Patterson isn't the only person alarmed by the number of investors–both foreign and domestic–in the condo market. Making this even worse is that many of these investors are just speculators looking to sell their unit for a quick buck. As any apartment executive can tell you, job growth and wage increases haven't climbed enough to explain the dramatic rise in condo prices in many parts of the country. (For more detail, please see "Topsy-Turvy" in Multifamily Executive, August 2005, page 49.) End users stretching their buying power with exotic mortgages and people moving to condo-saturated urban areas certainly figure in the boom, but it's the increasing presence of speculators that make developers like Patterson wary to spend exorbitant amounts of money on land to build.
In some areas of Florida, investors constitute 50 percent or more of the buying, according Raymond James & Associates, a St. Petersburg, Fla.-based investment firm.
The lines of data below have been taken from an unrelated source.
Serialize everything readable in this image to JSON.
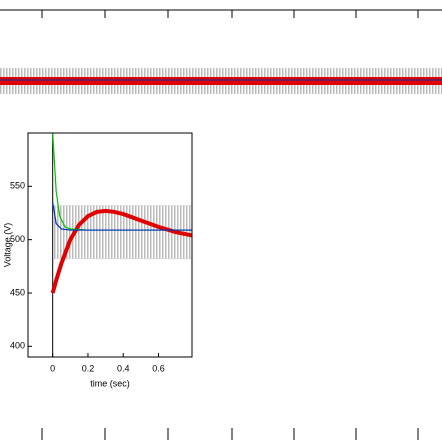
{
  "chart_data": {
    "type": "line",
    "xlabel": "time (sec)",
    "ylabel": "Voltage (V)",
    "xlim": [
      -0.14,
      0.79
    ],
    "ylim": [
      390,
      600
    ],
    "xticks": [
      0,
      0.2,
      0.4,
      0.6
    ],
    "yticks": [
      400,
      450,
      500,
      550
    ],
    "band": {
      "color": "#cfcfcf",
      "x": [
        0,
        0.79
      ],
      "low": 482,
      "high": 532
    },
    "series": [
      {
        "color": "#e00000",
        "x": [
          0,
          0.02,
          0.05,
          0.1,
          0.15,
          0.2,
          0.25,
          0.3,
          0.35,
          0.4,
          0.5,
          0.6,
          0.7,
          0.79
        ],
        "values": [
          450,
          462,
          478,
          500,
          514,
          522,
          526,
          527,
          526,
          524,
          518,
          512,
          507,
          504
        ]
      },
      {
        "color": "#00c000",
        "x": [
          0,
          0.02,
          0.04,
          0.07,
          0.1,
          0.2,
          0.79
        ],
        "values": [
          600,
          545,
          522,
          512,
          510,
          509,
          509
        ]
      },
      {
        "color": "#0030c0",
        "x": [
          0,
          0.02,
          0.05,
          0.1,
          0.79
        ],
        "values": [
          535,
          515,
          510,
          509,
          509
        ]
      }
    ]
  }
}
Even in a more stable market, such as Washington, investors constitute about 30 percent of condo buyers, says Delta Associates, an Alexandria, Va.-based research firm. Most everyone agrees that some of these investors will eventually leave the three-ring circus that the condo market has become, but no one really knows when. All the people in the multifamily crowd can do is keep a protective hand on their popcorn and watch carefully for the signs–an uptick in interest rates, a hot stock opportunity, or even a revitalized dollar–that will cause investors to pack up their sideshow and move onto the next investment attraction.